Agresi Israel dan Politik Netanyahu Usai Pemilu

Jakarta

Agresi militer Israel ke Palestina beberapa waktu lalu dinilai memiliki hubungan dengan kondisi politik di Israel pasca Pemilu 2021. Disebut, Perdana Menteri Benjamin Netanyahu harus menggaet partai lain untuk dijadikan koalisi pembentuk pemerintahan.

Mahasiswa Pascasarjana Kajian Stratejik dan Global, Universitas Indonesia (UI), Arjuna Putra Aldino, menjelaskan, dalam sistem pemilu Israel, partai atau koalisi partai minimal harus menguasai 61 dari 120 kursi Knesset (parlemen Israel) untuk dapat membentuk pemerintahan. Namun, Koalisi besar konservatif-kanan pendukung Netanyahu hanya memperoleh 59 kursi dari 120 kursi Knesset.

“Satu-satunya jalan yang harus ditempuh Netanyahu adalah melobi pemilik kursi di parlemen. Hal yang paling masuk akal adalah melobi partai kanan Yisrael Beiteinu (7 kursi) atau partai kanan New Hope (6 kursi) yang hingga kini masih menolak bergabung dengan koalisi pro-Netanyahu maupun bergabung dengan Oposisi pimpinan Benny Gantz,” ujar Arjuna, Jumat (21/5/2021).

“Kedua partai ini, terutama Yisrael Beiteinu memiliki kedekatan ideologis dan merupakan pecahan Partai Likud, pimpinan Netanyahu,” sambungnya.

Arjuna yang juga Ketua Umum DPP GMNI, menyebut Kedua partai itu keluar dari koalisi karena Netanyahu dinilai terlalu permisif dengan memilih gencatan senjata dengan Hamas.

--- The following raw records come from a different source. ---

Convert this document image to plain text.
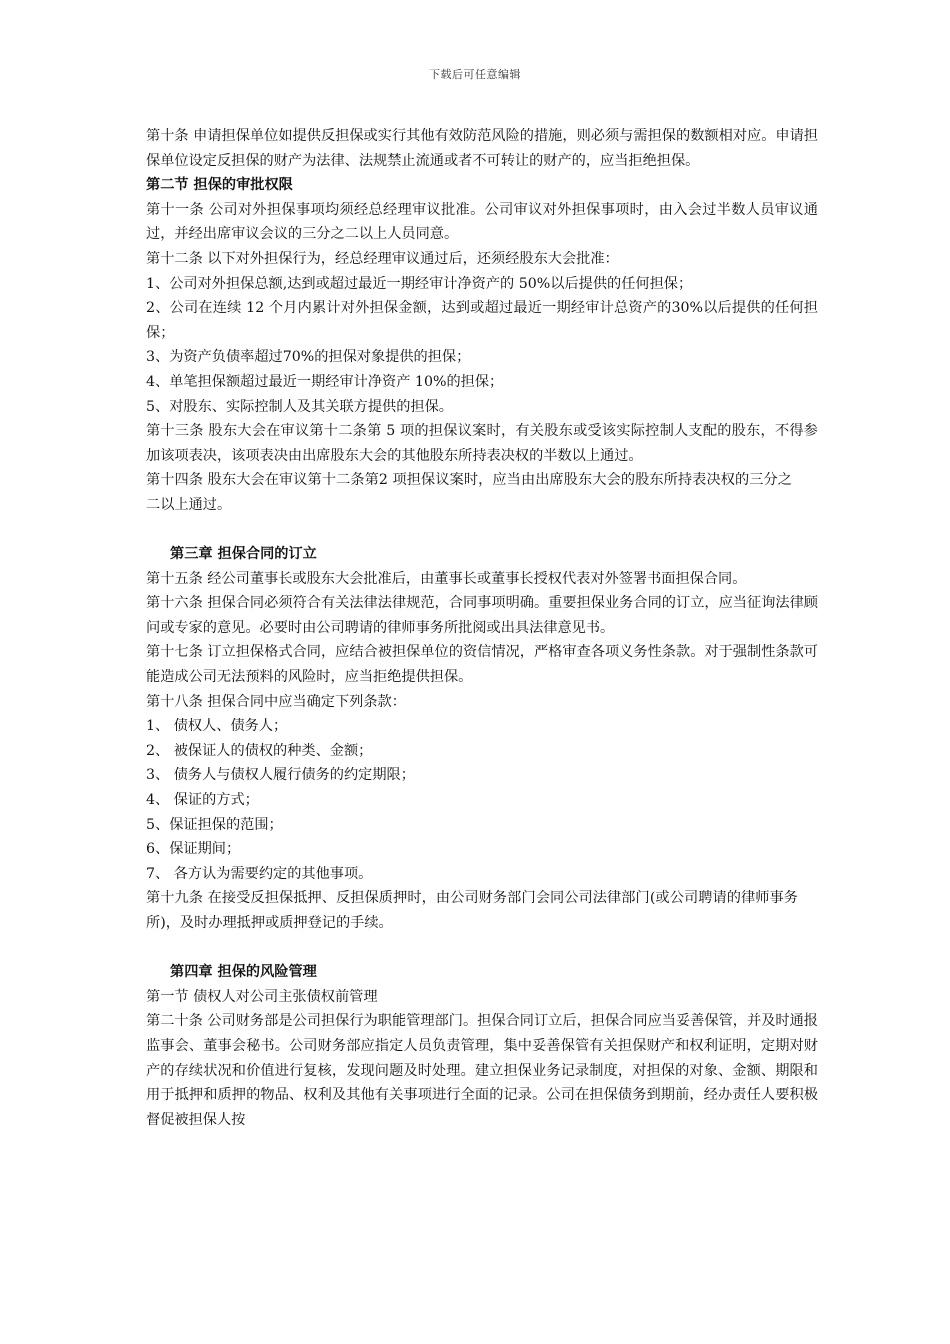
下载后可任意编辑

第十条 申请担保单位如提供反担保或实行其他有效防范风险的措施，则必须与需担保的数额相对应。申请担保单位设定反担保的财产为法律、法规禁止流通或者不可转让的财产的，应当拒绝担保。

第二节 担保的审批权限

第十一条 公司对外担保事项均须经总经理审议批准。公司审议对外担保事项时，由入会过半数人员审议通过，并经出席审议会议的三分之二以上人员同意。

第十二条 以下对外担保行为，经总经理审议通过后，还须经股东大会批准：

1、公司对外担保总额,达到或超过最近一期经审计净资产的 50%以后提供的任何担保；

2、公司在连续 12 个月内累计对外担保金额，达到或超过最近一期经审计总资产的30%以后提供的任何担保；

3、为资产负债率超过70%的担保对象提供的担保；

4、单笔担保额超过最近一期经审计净资产 10%的担保；

5、对股东、实际控制人及其关联方提供的担保。

第十三条 股东大会在审议第十二条第 5 项的担保议案时，有关股东或受该实际控制人支配的股东，不得参加该项表决，该项表决由出席股东大会的其他股东所持表决权的半数以上通过。

第十四条 股东大会在审议第十二条第2 项担保议案时，应当由出席股东大会的股东所持表决权的三分之二以上通过。

第三章 担保合同的订立

第十五条 经公司董事长或股东大会批准后，由董事长或董事长授权代表对外签署书面担保合同。

第十六条 担保合同必须符合有关法律法律规范，合同事项明确。重要担保业务合同的订立，应当征询法律顾问或专家的意见。必要时由公司聘请的律师事务所批阅或出具法律意见书。

第十七条 订立担保格式合同，应结合被担保单位的资信情况，严格审查各项义务性条款。对于强制性条款可能造成公司无法预料的风险时，应当拒绝提供担保。

第十八条 担保合同中应当确定下列条款：

1、 债权人、债务人；

2、 被保证人的债权的种类、金额；

3、 债务人与债权人履行债务的约定期限；

4、 保证的方式；

5、保证担保的范围；

6、保证期间；

7、 各方认为需要约定的其他事项。

第十九条 在接受反担保抵押、反担保质押时，由公司财务部门会同公司法律部门(或公司聘请的律师事务所)，及时办理抵押或质押登记的手续。

第四章 担保的风险管理

第一节 债权人对公司主张债权前管理

第二十条 公司财务部是公司担保行为职能管理部门。担保合同订立后，担保合同应当妥善保管，并及时通报监事会、董事会秘书。公司财务部应指定人员负责管理，集中妥善保管有关担保财产和权利证明，定期对财产的存续状况和价值进行复核，发现问题及时处理。建立担保业务记录制度，对担保的对象、金额、期限和用于抵押和质押的物品、权利及其他有关事项进行全面的记录。公司在担保债务到期前，经办责任人要积极督促被担保人按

Dua partai itu menginginkan Israel memperkuat aneksasi di Tepi Barat, dan memperluas pemukiman Yahudi.

“Jalan yang masuk akal ditempuh adalah menjalankan politik offensive terhadap Palestina atau Hamas. Dengan kebijakan yang keras dan offensive terhadap Hamas diharapkan dapat menarik dukungan dari partai kanan konservatif di luar koalisi yang dipimpin Likud,” ujarnya.

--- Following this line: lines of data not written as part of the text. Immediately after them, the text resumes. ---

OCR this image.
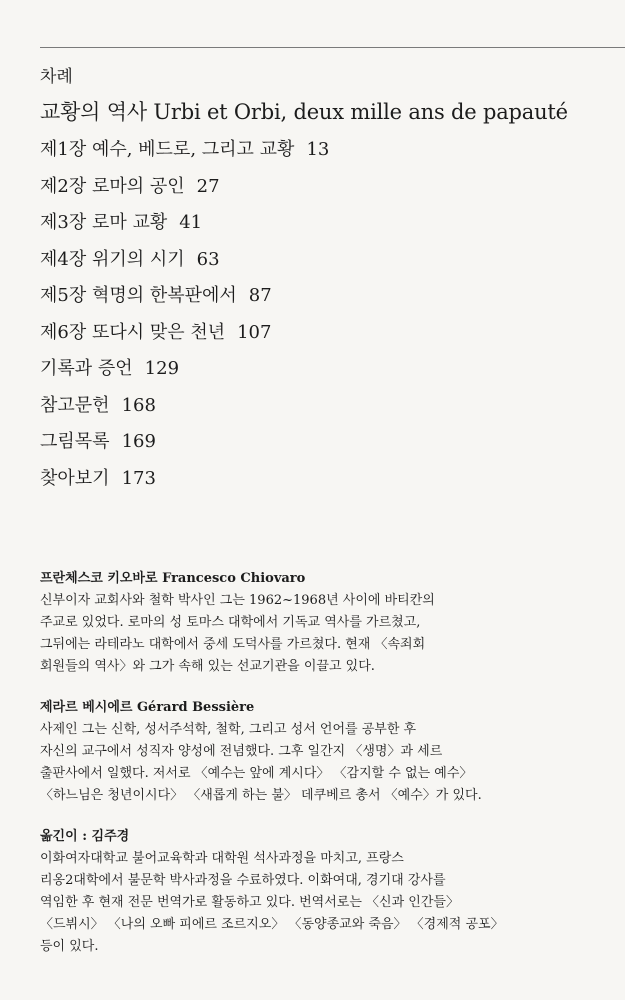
차례
교황의 역사 Urbi et Orbi, deux mille ans de papauté
제1장 예수, 베드로, 그리고 교황 13
제2장 로마의 공인 27
제3장 로마 교황 41
제4장 위기의 시기 63
제5장 혁명의 한복판에서 87
제6장 또다시 맞은 천년 107
기록과 증언 129
참고문헌 168
그림목록 169
찾아보기 173
프란체스코 키오바로 Francesco Chiovaro
신부이자 교회사와 철학 박사인 그는 1962~1968년 사이에 바티칸의
주교로 있었다. 로마의 성 토마스 대학에서 기독교 역사를 가르쳤고,
그뒤에는 라테라노 대학에서 중세 도덕사를 가르쳤다. 현재 〈속죄회
회원들의 역사〉와 그가 속해 있는 선교기관을 이끌고 있다.
제라르 베시에르 Gérard Bessière
사제인 그는 신학, 성서주석학, 철학, 그리고 성서 언어를 공부한 후
자신의 교구에서 성직자 양성에 전념했다. 그후 일간지 〈생명〉과 세르
출판사에서 일했다. 저서로 〈예수는 앞에 계시다〉 〈감지할 수 없는 예수〉
〈하느님은 청년이시다〉 〈새롭게 하는 불〉 데쿠베르 총서 〈예수〉가 있다.
옮긴이 : 김주경
이화여자대학교 불어교육학과 대학원 석사과정을 마치고, 프랑스
리옹2대학에서 불문학 박사과정을 수료하였다. 이화여대, 경기대 강사를
역임한 후 현재 전문 번역가로 활동하고 있다. 번역서로는 〈신과 인간들〉
〈드뷔시〉 〈나의 오빠 피에르 조르지오〉 〈동양종교와 죽음〉 〈경제적 공포〉
등이 있다.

Jika Netanyahu tidak bisa menarik dua partai itu, menurut Arjuna, akan ada pemilu ulang di Israel. Hal itu, justru merugikan bagi Netanyahu.

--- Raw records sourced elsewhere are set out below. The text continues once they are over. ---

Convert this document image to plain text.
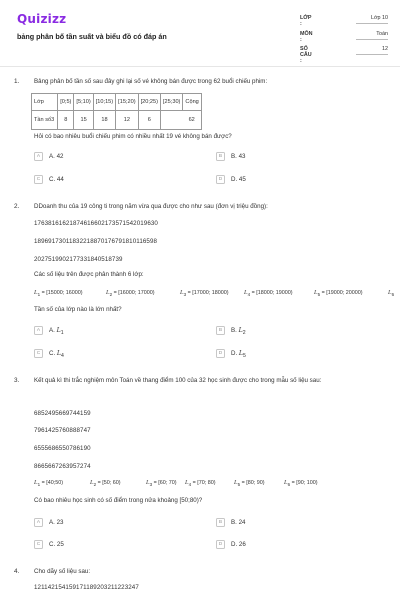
Quizizz
bảng phân bố tần suất và biểu đồ có đáp án
LỚP :
Lớp 10
MÔN :
Toán
SỐ CÂU :
12
1. Bảng phân bố tần số sau đây ghi lại số vé không bán được trong 62 buổi chiếu phim:
Lớp	[0;5)	[5;10)	[10;15)	[15;20)	[20;25)	[25;30)	Cộng
Tần số3	8	15	18	12	6	62	
Hỏi có bao nhiêu buổi chiếu phim có nhiều nhất 19 vé không bán được?
A	A. 42	B	B. 43
C	C. 44	D	D. 45
2. DDoanh thu của 19 công ti trong năm vừa qua được cho như sau (đơn vị triệu đồng):
176381616218746166021735715420196​30
189691730118322188701767918101165​98
202751990217733184051873​9
Các số liệu trên được phân thành 6 lớp:
$L_1 = [15000$; 16000)	$L_2 = [16000$; 17000)	$L_3 = [17000$; 18000)	$L_4 = [18000$; 19000)	$L_5 = [19000$; 20000)	$L_6$
Tần số của lớp nào là lớn nhất?
A	A. $L_1$	B	B. $L_2$
C	C. $L_4$	D	D. $L_5$
3. Kết quả kì thi trắc nghiệm môn Toán về thang điểm 100 của 32 học sinh được cho trong mẫu số liệu sau:
6852495669744159
7961425760888747
6555686550786190
8665667263957274
$L_1$ = [40;50)	$L_2 = [50$; 60)	$L_3 = [60$; 70) $L_4 = [70$; 80)	$L_5 = [80$; 90)	$L_6 = [90$; 100)
Có bao nhiêu học sinh có số điểm trong nửa khoảng [50;80)?
A	A. 23	B	B. 24
C	C. 25	D	D. 26
4. Cho dãy số liệu sau:
121142154159171189203211223247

“Jika tidak, maka pemilu ulang (pemilu kelima) dapat dimenangkan oleh oposisi yang mendapat dukungan besar dari komunitas politik Arab-Israel, yang merasa diperlakukan tidak adil oleh pemerintah konservatif-kanan selama ini dan itu artinya bisa menyeretnya ke penjara,” katanya.

“Menyerang warga Palestina adalah pilihan sulit bagi Netanyahu, karena itu mengorbankan sejumlah hubungan kerjasama dengan Dunia Arab bahkan dunia Internasional. Namun itu adalah pilihan yang paling mungkin ditempuh ketimbang harus mendekam di penjara,” ucapnya.

Jika Netanyahu berhasil memenangkan pemilu, maka jadi kabar buruk bagi Palestina. Netanyahu akan memberlakukan politik offensive terhadap Hamas maupun Palestina.

“Artinya, Netanyahu berkepentingan besar untuk mengontrol parlemen dalam waktu panjang agar parlemen memberi kekebalan hukum kepada Netanyahu sehingga lembaga peradilan Israel tak dapat menyeret Netanyahu ke pengadilan. Salah satunya dengan memberlakukan hukum Perancis yang melarang pejabat tinggi yang sedang berkuasa diseret ke pengadilan,” kata Arjuna.

“Dan itu hanya mungkin dilakukan dengan “politik tukar guling” dengan kebijakan offensive dan agresi terhadap Palestina,” ujarnya.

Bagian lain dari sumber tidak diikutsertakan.